Nikel baru-baru ini namanya naik daun dan menjadi primadona, lantaran digadang-gadang bisa menjadi sumber daya alam yang membantu dunia mewujudkan energi bersih. Berbondong-bondong, semua melakukan hilirisasi industri nikel, demi mendapatkan nilai tambah dan keuntungan.
Untuk yang kebagian mengurusi pemberian nilai tambah pada produk nikel, diserahkan kepada negara. Terutama lewat Kementerian ESDM (Energi dan Sumber Daya Mineral) dan juga BUMN (Badan Usaha Milik Negara) yang dikelolanya. Karena nikel merupakan kekayaan alam yang ada di Bumi Pertiwi dan menyangkut hajat hidup orang banyak, maka berdasarkan undang-undang, hal tersebut diserahkan perurusannya kepada negara.
Namun, mulai timbul sikap skeptis dalam masyarakat kepada Kementerian ESDM yang mengatur urusan soal kekayaan alam ini. Pasalnya masyarakat menilai bahwa keuntungan yang dipaparkan tidak sesuai dengan manfaat yang didapatkan. Apalagi keuntungan nikel dipaparkan dengan capaian nilai fantastis oleh pemerintah.
Indonesia adalah surganya nikel, setidaknya begitu yang dikatakan dunia kepada Negeri Tercinta. Hal ini juga dibuktikan dengan data USGS pada Januari 2020 dan Badan Geologi 2019 yang termuat dalam Booklet Tambang Nikel yang dirilis Kementerian Energi dan Sumber Daya Mineral (ESDM) pada 2020.
Diketahui, jumlah cadangan nikel RI tercatat mencapai 72 juta ton nikel (termasuk nikel limonite/ kadar rendah). Jumlah ini mencapai 52% dari total cadangan nikel dunia sebesar 139.419.000 ton nikel.

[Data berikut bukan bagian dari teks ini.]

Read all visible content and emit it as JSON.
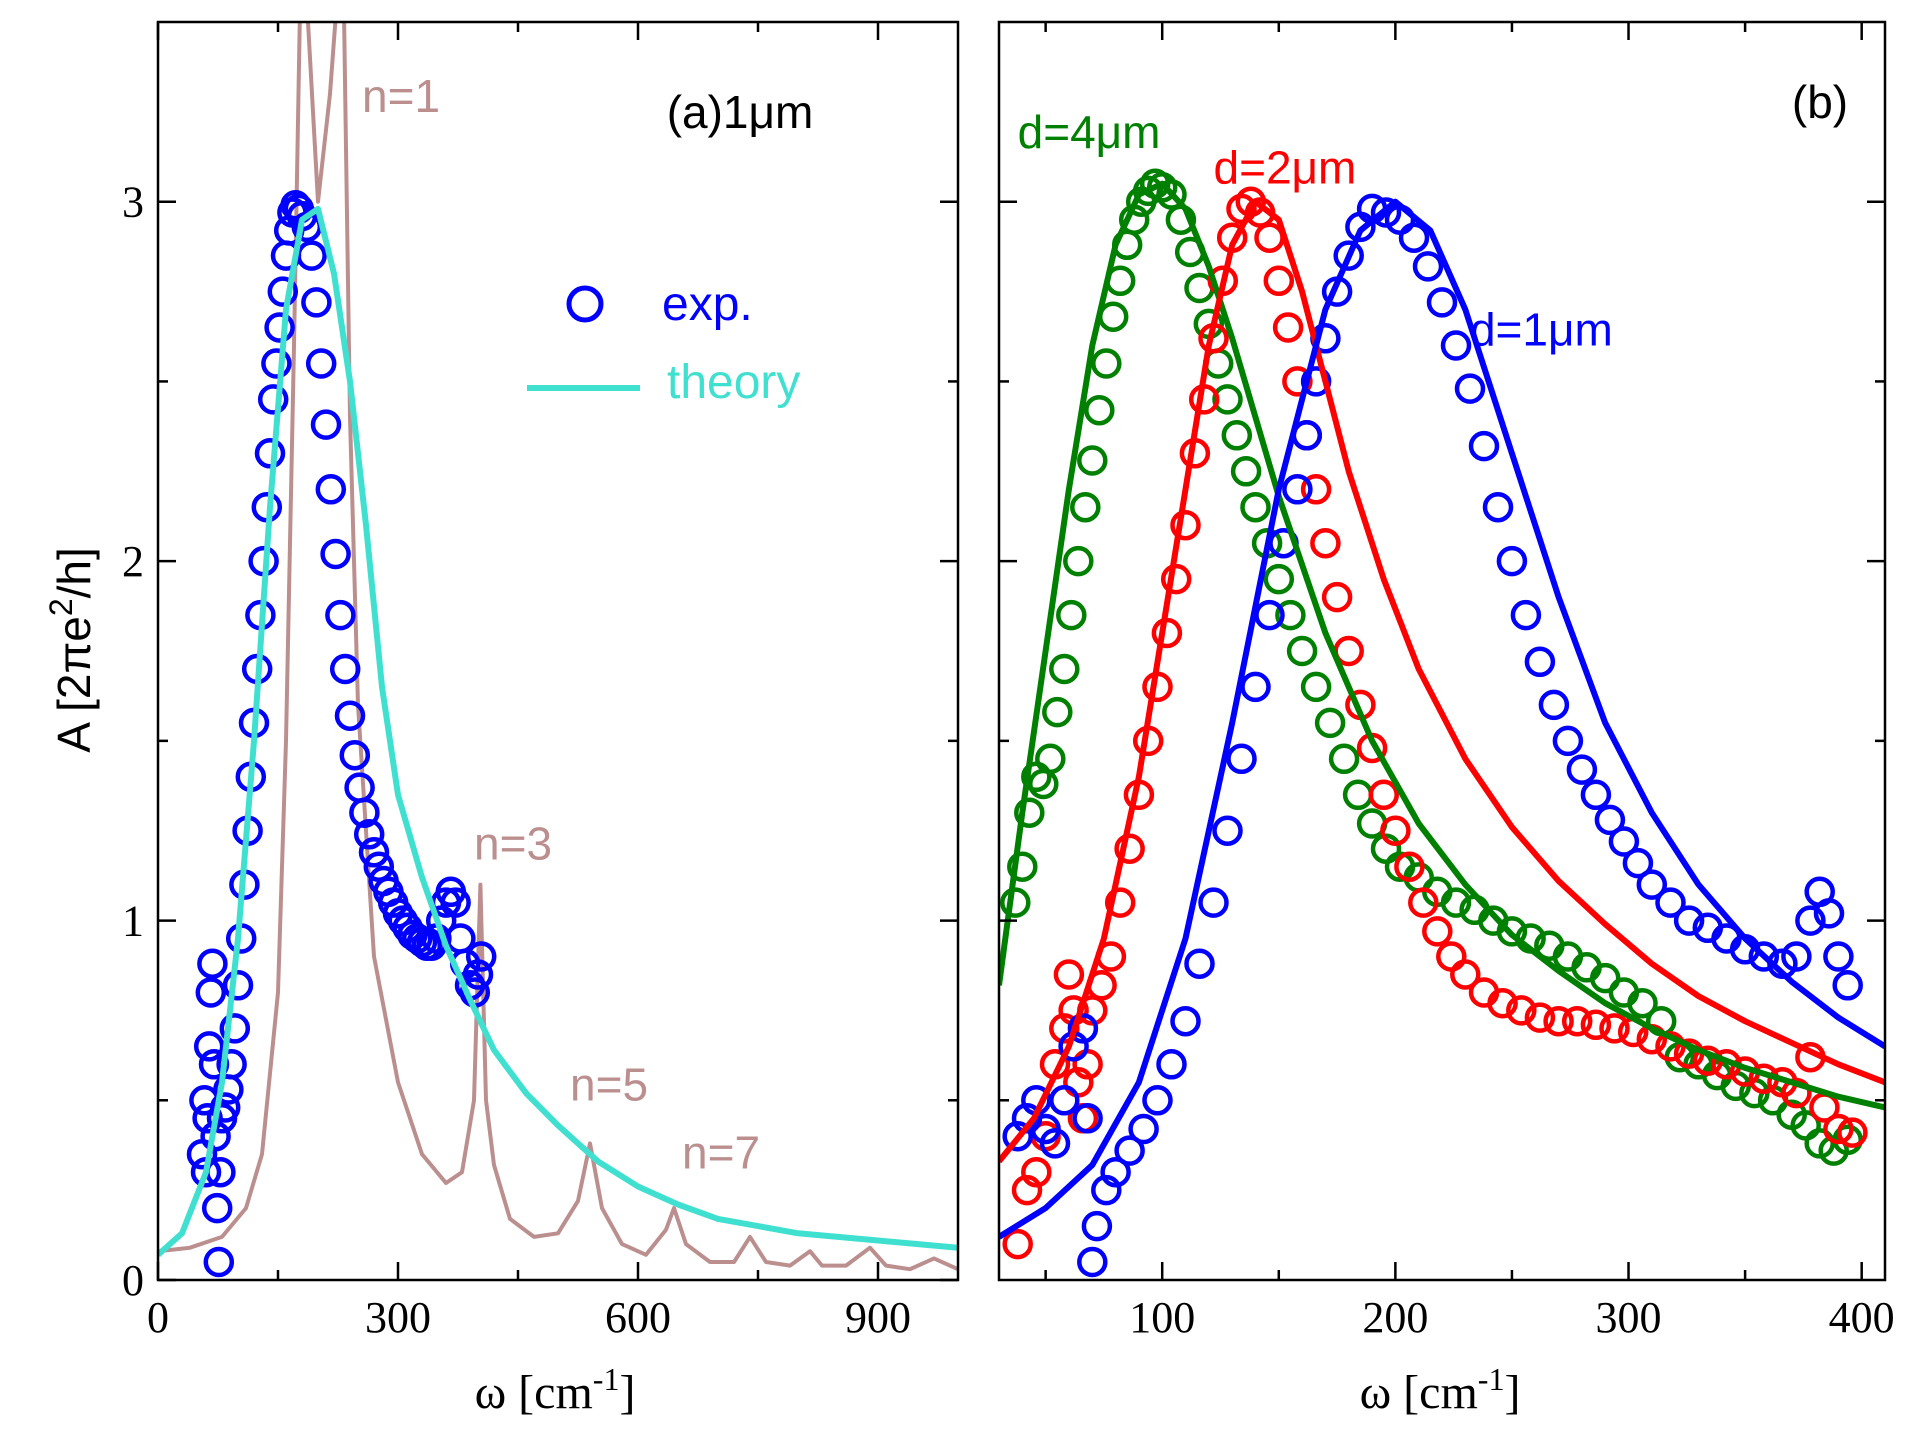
{
  "colors": {
    "exp": "#0000ff",
    "theory": "#40e0d0",
    "single_mode": "#bc8f8f",
    "d4": "#008000",
    "d2": "#ff0000",
    "d1": "#0000ff"
  },
  "chart_data": [
    {
      "id": "panel-a",
      "type": "line+scatter",
      "panel_label": "(a)1μm",
      "xlabel_symbol": "ω",
      "xlabel_unit": "[cm",
      "xlabel_sup": "-1",
      "xlabel_close": "]",
      "ylabel_main": "A [2πe",
      "ylabel_sup": "2",
      "ylabel_end": "/h]",
      "xlim": [
        0,
        1000
      ],
      "ylim": [
        0,
        3.5
      ],
      "xticks": [
        0,
        300,
        600,
        900
      ],
      "yticks": [
        0,
        1,
        2,
        3
      ],
      "xtick_labels": [
        "0",
        "300",
        "600",
        "900"
      ],
      "ytick_labels": [
        "0",
        "1",
        "2",
        "3"
      ],
      "legend": {
        "exp_label": "exp.",
        "theory_label": "theory",
        "position": "upper-right"
      },
      "mode_labels": [
        {
          "text": "n=1",
          "x": 255,
          "y": 3.25
        },
        {
          "text": "n=3",
          "x": 395,
          "y": 1.17
        },
        {
          "text": "n=5",
          "x": 515,
          "y": 0.5
        },
        {
          "text": "n=7",
          "x": 655,
          "y": 0.31
        }
      ],
      "series": [
        {
          "name": "single-mode",
          "style": "line",
          "x": [
            0,
            40,
            80,
            110,
            130,
            150,
            160,
            170,
            178,
            185,
            200,
            215,
            225,
            232,
            240,
            250,
            270,
            300,
            330,
            360,
            380,
            395,
            403,
            410,
            420,
            440,
            470,
            500,
            525,
            540,
            555,
            580,
            610,
            635,
            645,
            660,
            690,
            720,
            740,
            760,
            790,
            815,
            830,
            860,
            890,
            910,
            940,
            970,
            1000
          ],
          "y": [
            0.08,
            0.09,
            0.12,
            0.2,
            0.35,
            0.8,
            1.5,
            2.6,
            3.6,
            3.6,
            3.0,
            3.3,
            3.6,
            3.6,
            2.4,
            1.6,
            0.9,
            0.55,
            0.35,
            0.27,
            0.3,
            0.5,
            1.1,
            0.5,
            0.32,
            0.17,
            0.12,
            0.13,
            0.22,
            0.38,
            0.2,
            0.1,
            0.07,
            0.14,
            0.2,
            0.1,
            0.05,
            0.05,
            0.12,
            0.05,
            0.04,
            0.08,
            0.04,
            0.04,
            0.09,
            0.04,
            0.03,
            0.06,
            0.03
          ]
        },
        {
          "name": "theory",
          "style": "line",
          "x": [
            0,
            30,
            60,
            80,
            100,
            120,
            140,
            160,
            180,
            200,
            220,
            240,
            260,
            280,
            300,
            330,
            360,
            390,
            420,
            460,
            500,
            550,
            600,
            650,
            700,
            750,
            800,
            850,
            900,
            950,
            1000
          ],
          "y": [
            0.07,
            0.13,
            0.3,
            0.55,
            0.95,
            1.5,
            2.15,
            2.7,
            2.95,
            2.98,
            2.8,
            2.5,
            2.1,
            1.65,
            1.35,
            1.12,
            0.93,
            0.78,
            0.64,
            0.52,
            0.43,
            0.33,
            0.26,
            0.21,
            0.17,
            0.15,
            0.13,
            0.12,
            0.11,
            0.1,
            0.09
          ]
        },
        {
          "name": "exp.",
          "style": "markers",
          "x": [
            55,
            58,
            60,
            62,
            64,
            66,
            68,
            70,
            72,
            74,
            76,
            78,
            80,
            84,
            88,
            92,
            96,
            100,
            104,
            108,
            112,
            116,
            120,
            124,
            128,
            132,
            136,
            140,
            144,
            148,
            152,
            156,
            160,
            164,
            168,
            172,
            176,
            180,
            186,
            192,
            198,
            204,
            210,
            216,
            222,
            228,
            234,
            240,
            246,
            252,
            258,
            264,
            270,
            276,
            282,
            288,
            294,
            300,
            306,
            312,
            318,
            324,
            330,
            336,
            342,
            348,
            354,
            360,
            366,
            372,
            378,
            384,
            390,
            396,
            400,
            404
          ],
          "y": [
            0.35,
            0.5,
            0.3,
            0.45,
            0.65,
            0.8,
            0.88,
            0.6,
            0.4,
            0.2,
            0.05,
            0.3,
            0.45,
            0.48,
            0.53,
            0.6,
            0.7,
            0.82,
            0.95,
            1.1,
            1.25,
            1.4,
            1.55,
            1.7,
            1.85,
            2.0,
            2.15,
            2.3,
            2.45,
            2.55,
            2.65,
            2.75,
            2.85,
            2.92,
            2.97,
            2.99,
            2.98,
            2.96,
            2.93,
            2.85,
            2.72,
            2.55,
            2.38,
            2.2,
            2.02,
            1.85,
            1.7,
            1.57,
            1.46,
            1.37,
            1.3,
            1.24,
            1.19,
            1.15,
            1.11,
            1.08,
            1.05,
            1.02,
            1.0,
            0.98,
            0.96,
            0.95,
            0.94,
            0.93,
            0.93,
            0.95,
            1.0,
            1.05,
            1.08,
            1.05,
            0.95,
            0.88,
            0.82,
            0.8,
            0.85,
            0.9
          ]
        }
      ]
    },
    {
      "id": "panel-b",
      "type": "line+scatter",
      "panel_label": "(b)",
      "xlabel_symbol": "ω",
      "xlabel_unit": "[cm",
      "xlabel_sup": "-1",
      "xlabel_close": "]",
      "xlim": [
        30,
        410
      ],
      "ylim": [
        0,
        3.5
      ],
      "xticks": [
        100,
        200,
        300,
        400
      ],
      "xtick_labels": [
        "100",
        "200",
        "300",
        "400"
      ],
      "series": [
        {
          "name": "d=4μm",
          "label_text": "d=4μm",
          "label_x": 38,
          "label_y": 3.15,
          "color_key": "d4",
          "line_x": [
            30,
            40,
            50,
            60,
            70,
            80,
            90,
            100,
            110,
            120,
            130,
            140,
            150,
            170,
            190,
            210,
            230,
            250,
            270,
            290,
            310,
            330,
            350,
            370,
            390,
            410
          ],
          "line_y": [
            0.82,
            1.3,
            1.75,
            2.2,
            2.6,
            2.88,
            3.02,
            3.05,
            2.98,
            2.82,
            2.62,
            2.4,
            2.18,
            1.8,
            1.5,
            1.27,
            1.1,
            0.96,
            0.86,
            0.77,
            0.7,
            0.64,
            0.59,
            0.55,
            0.51,
            0.48
          ],
          "marker_x": [
            37,
            40,
            43,
            46,
            49,
            52,
            55,
            58,
            61,
            64,
            67,
            70,
            73,
            76,
            79,
            82,
            85,
            88,
            91,
            94,
            97,
            100,
            104,
            108,
            112,
            116,
            120,
            124,
            128,
            132,
            136,
            140,
            145,
            150,
            155,
            160,
            166,
            172,
            178,
            184,
            190,
            196,
            202,
            210,
            218,
            226,
            234,
            242,
            250,
            258,
            266,
            274,
            282,
            290,
            298,
            306,
            314,
            322,
            330,
            338,
            346,
            354,
            362,
            370,
            376,
            382,
            388,
            394
          ],
          "marker_y": [
            1.05,
            1.15,
            1.3,
            1.4,
            1.38,
            1.45,
            1.58,
            1.7,
            1.85,
            2.0,
            2.15,
            2.28,
            2.42,
            2.55,
            2.68,
            2.78,
            2.88,
            2.95,
            3.0,
            3.03,
            3.05,
            3.04,
            3.02,
            2.95,
            2.86,
            2.76,
            2.66,
            2.55,
            2.45,
            2.35,
            2.25,
            2.15,
            2.05,
            1.95,
            1.85,
            1.75,
            1.65,
            1.55,
            1.45,
            1.35,
            1.27,
            1.2,
            1.15,
            1.12,
            1.08,
            1.05,
            1.03,
            1.0,
            0.97,
            0.95,
            0.93,
            0.9,
            0.87,
            0.84,
            0.8,
            0.77,
            0.72,
            0.62,
            0.6,
            0.57,
            0.54,
            0.52,
            0.5,
            0.46,
            0.43,
            0.38,
            0.36,
            0.39
          ]
        },
        {
          "name": "d=2μm",
          "label_text": "d=2μm",
          "label_x": 122,
          "label_y": 3.05,
          "color_key": "d2",
          "line_x": [
            30,
            45,
            60,
            75,
            90,
            100,
            110,
            120,
            130,
            140,
            150,
            160,
            170,
            180,
            195,
            210,
            230,
            250,
            270,
            290,
            310,
            330,
            350,
            370,
            390,
            410
          ],
          "line_y": [
            0.33,
            0.45,
            0.65,
            0.95,
            1.4,
            1.8,
            2.2,
            2.6,
            2.88,
            3.0,
            2.95,
            2.75,
            2.5,
            2.25,
            1.95,
            1.7,
            1.45,
            1.26,
            1.11,
            0.99,
            0.88,
            0.79,
            0.72,
            0.66,
            0.6,
            0.55
          ],
          "marker_x": [
            38,
            42,
            46,
            50,
            54,
            58,
            60,
            62,
            64,
            66,
            68,
            70,
            74,
            78,
            82,
            86,
            90,
            94,
            98,
            102,
            106,
            110,
            114,
            118,
            122,
            126,
            130,
            134,
            138,
            142,
            146,
            150,
            154,
            158,
            162,
            166,
            170,
            175,
            180,
            185,
            190,
            195,
            200,
            206,
            212,
            218,
            224,
            230,
            238,
            246,
            254,
            262,
            270,
            278,
            286,
            294,
            302,
            310,
            318,
            326,
            334,
            342,
            350,
            358,
            366,
            372,
            378,
            384,
            390,
            396
          ],
          "marker_y": [
            0.1,
            0.25,
            0.3,
            0.4,
            0.6,
            0.7,
            0.85,
            0.75,
            0.55,
            0.45,
            0.6,
            0.75,
            0.82,
            0.9,
            1.05,
            1.2,
            1.35,
            1.5,
            1.65,
            1.8,
            1.95,
            2.1,
            2.3,
            2.45,
            2.62,
            2.78,
            2.9,
            2.98,
            3.0,
            2.97,
            2.9,
            2.78,
            2.65,
            2.5,
            2.35,
            2.2,
            2.05,
            1.9,
            1.75,
            1.6,
            1.48,
            1.35,
            1.25,
            1.15,
            1.05,
            0.97,
            0.9,
            0.85,
            0.8,
            0.77,
            0.75,
            0.73,
            0.72,
            0.72,
            0.71,
            0.7,
            0.69,
            0.67,
            0.65,
            0.63,
            0.61,
            0.6,
            0.58,
            0.56,
            0.55,
            0.52,
            0.62,
            0.48,
            0.42,
            0.41
          ]
        },
        {
          "name": "d=1μm",
          "label_text": "d=1μm",
          "label_x": 232,
          "label_y": 2.6,
          "color_key": "d1",
          "line_x": [
            30,
            50,
            70,
            90,
            110,
            130,
            150,
            170,
            185,
            200,
            215,
            230,
            250,
            270,
            290,
            310,
            330,
            350,
            370,
            390,
            410
          ],
          "line_y": [
            0.12,
            0.2,
            0.32,
            0.55,
            0.95,
            1.55,
            2.2,
            2.7,
            2.92,
            3.0,
            2.92,
            2.7,
            2.3,
            1.9,
            1.55,
            1.3,
            1.1,
            0.95,
            0.83,
            0.73,
            0.65
          ],
          "marker_x": [
            38,
            42,
            46,
            50,
            54,
            58,
            62,
            66,
            68,
            70,
            72,
            76,
            80,
            86,
            92,
            98,
            104,
            110,
            116,
            122,
            128,
            134,
            140,
            146,
            152,
            158,
            162,
            166,
            170,
            175,
            180,
            185,
            190,
            196,
            202,
            208,
            214,
            220,
            226,
            232,
            238,
            244,
            250,
            256,
            262,
            268,
            274,
            280,
            286,
            292,
            298,
            304,
            310,
            318,
            326,
            334,
            342,
            350,
            358,
            366,
            372,
            378,
            382,
            386,
            390,
            394
          ],
          "marker_y": [
            0.4,
            0.45,
            0.5,
            0.42,
            0.38,
            0.5,
            0.65,
            0.7,
            0.45,
            0.05,
            0.15,
            0.25,
            0.3,
            0.36,
            0.42,
            0.5,
            0.6,
            0.72,
            0.88,
            1.05,
            1.25,
            1.45,
            1.65,
            1.85,
            2.05,
            2.2,
            2.35,
            2.5,
            2.62,
            2.75,
            2.85,
            2.93,
            2.98,
            2.97,
            2.95,
            2.9,
            2.82,
            2.72,
            2.6,
            2.48,
            2.32,
            2.15,
            2.0,
            1.85,
            1.72,
            1.6,
            1.5,
            1.42,
            1.35,
            1.28,
            1.22,
            1.16,
            1.1,
            1.05,
            1.0,
            0.98,
            0.95,
            0.92,
            0.9,
            0.88,
            0.9,
            1.0,
            1.08,
            1.02,
            0.9,
            0.82
          ]
        }
      ]
    }
  ]
}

Ternyata, hampir setengah pasokan nikel dunia ada di Indonesia.
Maka wajar saja, jika "harta karun" ini diperebutkan banyak negara-negara di dunia. Bahkan berkat menjadi primadona, keuntungan Indonesia dari sektor nikel melonjak drastis dan mendongkrak perekonomian negara. Terlebih sejak Indonesia memutuskan kebijakan program hilirisasi dan larangan eskpor nikel guna mendukungnya.
Terkait larangan ekspor, Presiden Jokowi baru-baru ini memaparkan keuntungan daru kebijakan yang ia buat. Orang nomor 1 di Indonesia tersebut mengatakan bahwa ekspor komoditas nikel melonjak usai hilirisasi, dari yang tadinya Rp15 triliun kala yang dieskpor masih bentuk mentah, menjadi Rp360 triliun saat sudah diolah.
Tak hanya dari nilai ekspor, keuntungan hilirisasi juga bisa terlihat dari capaian realisasi investasi yang disampaikan Kementerian Investasi/BKPM. Pada September 2022, realisasi investasi mencapai Rp892,4T dengan industri logam industri logam dasar, barang logam, bukan mesin dan peralatannya mendominasi di peringkat 1. Selain itu ada juga sektor pertambangan di peringkat 3.
Namun, meskipun hilirisasi nikel mencatatkan nilai fantastis, masyarakat masih belum merasakan manfaat dari keuntungan tersebut. Ingat, keuntungan dari hilirisasi bukan semata meroketnya angka-angka Produk Domestik Regional Bruto (PDRB) hingga pertumbuhan ekonomi namun juga perlu melihat ke lapangan; masih banyak infrastruktur penting seperti jalan raya di kawasan sekitar industri yang belum terbangun oleh pemerintah.
Atau jangan-jangan, masyarakat salah menerka capaian triliunan rupiah di investasi dan ekspor langsung mengalir ke masyarakat. Pasalnya, setelah diulik, pemerintah kurang tepat menghitung keuntungan hilirisasi hanya berdasarkan nilai ekspor produk turunan. Terlebih dengan meniadakan ekspor barang mentah, ternyata ada sejumlah dana yang malah hilang dari kas negara.